Secondhand book retailer Bookbarn International (BBI) and the Authors’ Licensing and Collecting Society (ALCS) have launched a pilot programme which will see authors paid for the sales of used books.
The Book Author Resale Right will mean authors get paid a percentage of the net profit made selling their books secondhand. At the moment Somerset-based BBI is the only retailer involved in the scheme, which was proposed by the company’s m.d. William Pryor, but it is hoped more will join in the future.
The scheme was announced at the All Party Parliamentary Group summer reception at the House of Commons yesterday (10th June).
Pryor said: “Digital sales have been eating into sales of physical, but they have enabled growth of the global second hand book market.
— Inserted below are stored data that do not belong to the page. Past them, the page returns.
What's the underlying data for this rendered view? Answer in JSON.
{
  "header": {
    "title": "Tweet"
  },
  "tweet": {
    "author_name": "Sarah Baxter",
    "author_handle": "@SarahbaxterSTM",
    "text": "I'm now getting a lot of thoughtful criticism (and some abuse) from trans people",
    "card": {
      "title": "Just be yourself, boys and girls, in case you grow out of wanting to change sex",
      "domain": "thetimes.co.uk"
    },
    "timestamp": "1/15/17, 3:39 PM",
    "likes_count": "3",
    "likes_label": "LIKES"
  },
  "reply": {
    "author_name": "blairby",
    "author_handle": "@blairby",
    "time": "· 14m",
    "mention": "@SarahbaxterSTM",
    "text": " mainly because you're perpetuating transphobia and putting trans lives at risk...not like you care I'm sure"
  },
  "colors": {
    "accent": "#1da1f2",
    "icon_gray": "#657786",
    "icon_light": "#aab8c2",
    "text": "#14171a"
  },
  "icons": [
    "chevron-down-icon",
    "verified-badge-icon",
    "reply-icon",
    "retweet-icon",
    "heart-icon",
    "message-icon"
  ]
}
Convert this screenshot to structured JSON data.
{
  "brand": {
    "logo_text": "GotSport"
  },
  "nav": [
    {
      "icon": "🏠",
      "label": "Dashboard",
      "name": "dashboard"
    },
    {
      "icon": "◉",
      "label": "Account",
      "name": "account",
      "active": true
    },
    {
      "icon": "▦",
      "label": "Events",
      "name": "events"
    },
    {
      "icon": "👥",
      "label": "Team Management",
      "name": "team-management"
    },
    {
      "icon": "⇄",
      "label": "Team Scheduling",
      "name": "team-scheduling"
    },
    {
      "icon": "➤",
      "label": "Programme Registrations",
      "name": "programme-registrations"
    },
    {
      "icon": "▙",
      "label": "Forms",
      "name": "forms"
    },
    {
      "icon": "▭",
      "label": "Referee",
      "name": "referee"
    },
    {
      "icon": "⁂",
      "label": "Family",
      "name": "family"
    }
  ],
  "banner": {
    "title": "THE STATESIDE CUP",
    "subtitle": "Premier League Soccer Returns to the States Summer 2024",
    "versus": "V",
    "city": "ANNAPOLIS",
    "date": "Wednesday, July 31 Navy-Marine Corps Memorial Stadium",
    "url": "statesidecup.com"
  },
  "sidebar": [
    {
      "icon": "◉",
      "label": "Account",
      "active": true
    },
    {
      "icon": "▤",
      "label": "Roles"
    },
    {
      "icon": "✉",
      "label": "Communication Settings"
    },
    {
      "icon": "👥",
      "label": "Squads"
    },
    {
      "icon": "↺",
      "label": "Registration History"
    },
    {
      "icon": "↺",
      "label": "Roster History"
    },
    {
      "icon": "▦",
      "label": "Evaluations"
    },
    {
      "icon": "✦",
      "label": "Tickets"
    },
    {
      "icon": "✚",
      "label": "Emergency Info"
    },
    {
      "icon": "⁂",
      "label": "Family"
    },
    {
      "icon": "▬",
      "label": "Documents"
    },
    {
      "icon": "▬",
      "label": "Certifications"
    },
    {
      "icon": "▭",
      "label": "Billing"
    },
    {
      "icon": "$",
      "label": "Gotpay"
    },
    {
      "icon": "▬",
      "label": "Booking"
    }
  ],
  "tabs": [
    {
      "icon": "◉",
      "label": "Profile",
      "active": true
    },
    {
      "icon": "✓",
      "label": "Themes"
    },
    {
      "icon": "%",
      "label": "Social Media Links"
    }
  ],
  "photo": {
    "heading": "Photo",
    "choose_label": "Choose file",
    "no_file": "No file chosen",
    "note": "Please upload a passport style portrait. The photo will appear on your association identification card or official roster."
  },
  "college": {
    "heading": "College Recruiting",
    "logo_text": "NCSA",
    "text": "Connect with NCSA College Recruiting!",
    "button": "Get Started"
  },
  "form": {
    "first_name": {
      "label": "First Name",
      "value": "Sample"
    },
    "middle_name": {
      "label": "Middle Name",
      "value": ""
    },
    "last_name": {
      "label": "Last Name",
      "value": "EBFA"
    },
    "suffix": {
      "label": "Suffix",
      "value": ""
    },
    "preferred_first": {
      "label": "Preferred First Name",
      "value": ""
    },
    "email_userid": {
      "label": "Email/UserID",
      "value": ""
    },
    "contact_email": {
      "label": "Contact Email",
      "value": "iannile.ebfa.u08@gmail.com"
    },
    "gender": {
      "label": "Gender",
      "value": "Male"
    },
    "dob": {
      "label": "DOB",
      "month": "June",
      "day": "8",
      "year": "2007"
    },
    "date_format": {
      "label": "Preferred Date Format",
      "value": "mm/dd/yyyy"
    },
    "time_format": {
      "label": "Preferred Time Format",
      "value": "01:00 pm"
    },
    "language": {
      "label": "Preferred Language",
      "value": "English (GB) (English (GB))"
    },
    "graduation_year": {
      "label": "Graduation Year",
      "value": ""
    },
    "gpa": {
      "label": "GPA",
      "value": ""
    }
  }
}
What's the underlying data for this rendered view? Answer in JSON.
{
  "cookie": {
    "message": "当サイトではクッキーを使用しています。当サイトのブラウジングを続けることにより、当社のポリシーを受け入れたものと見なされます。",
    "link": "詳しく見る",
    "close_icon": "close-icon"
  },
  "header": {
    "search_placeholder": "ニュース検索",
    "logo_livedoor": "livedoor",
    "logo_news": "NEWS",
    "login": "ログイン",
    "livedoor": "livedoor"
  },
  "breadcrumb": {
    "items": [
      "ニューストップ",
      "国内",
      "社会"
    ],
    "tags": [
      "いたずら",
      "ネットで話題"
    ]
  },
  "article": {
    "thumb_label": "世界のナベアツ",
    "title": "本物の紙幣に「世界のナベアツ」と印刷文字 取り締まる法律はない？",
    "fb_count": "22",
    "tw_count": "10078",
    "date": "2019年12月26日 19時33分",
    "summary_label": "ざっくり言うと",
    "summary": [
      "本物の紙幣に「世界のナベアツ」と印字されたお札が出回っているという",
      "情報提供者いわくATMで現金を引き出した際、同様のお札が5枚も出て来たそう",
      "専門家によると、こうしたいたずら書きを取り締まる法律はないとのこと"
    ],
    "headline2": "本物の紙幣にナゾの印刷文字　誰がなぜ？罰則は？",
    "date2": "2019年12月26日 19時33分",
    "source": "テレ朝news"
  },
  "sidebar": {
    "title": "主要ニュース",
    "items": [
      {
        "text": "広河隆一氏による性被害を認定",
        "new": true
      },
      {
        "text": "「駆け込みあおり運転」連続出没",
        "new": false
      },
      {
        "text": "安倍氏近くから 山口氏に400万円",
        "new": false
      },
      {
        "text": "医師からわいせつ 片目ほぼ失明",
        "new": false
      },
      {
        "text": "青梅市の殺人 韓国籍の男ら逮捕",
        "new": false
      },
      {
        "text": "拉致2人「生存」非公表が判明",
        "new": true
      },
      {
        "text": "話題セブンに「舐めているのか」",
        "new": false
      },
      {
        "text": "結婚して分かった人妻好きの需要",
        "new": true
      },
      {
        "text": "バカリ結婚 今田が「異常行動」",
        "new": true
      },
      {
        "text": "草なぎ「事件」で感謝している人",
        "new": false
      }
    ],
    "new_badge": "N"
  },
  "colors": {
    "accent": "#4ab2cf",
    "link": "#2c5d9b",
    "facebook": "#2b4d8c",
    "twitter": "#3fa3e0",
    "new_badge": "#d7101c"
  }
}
Until now no writer has benefited from the resale of their books. As a published writer myself this has niggled at me.”
Pryor last year approached ALCS, which collects fees on behalf of writers, about a resale right scheme based on the Artists Resale Right, which was introduced in the UK in 2006. BBI will send a list of books it has sold to ALCS every quarter, and ALCS will match the list with the authors in its database. The list will then be sent back to BBI, who will pay an agreed royalty. The royalty level has not yet been disclosed.
“It won’t be much but it will be a start,” said Pryor, who told The Bookseller that it was “outrageous” that writers were not getting anything for the resale of their work, when those in other creative industries, such as music and art, did.
She added that “it would be nice if Amazon could put together some kind of fund” for authors for the resale of books [via its third party marketplace].
Owen Atkinson, c.e.o. of ALCS, said: “We are very happy to play our part in bringing the Book Author Resale Right to life and feel this is a very positive step in ensuring authors are duly compensated for the ongoing use of their works.”
BBI currently owns and stores 800,000 books, of which around 250,000 are antiquarian, rare or collectable. It has a retail operation on site in Somerset, where it sells 200,000 books at £1 each, and lists its catalogue on 18 e-commerce sites around the world, including AbeBooks, a subsidiary of Amazon.com.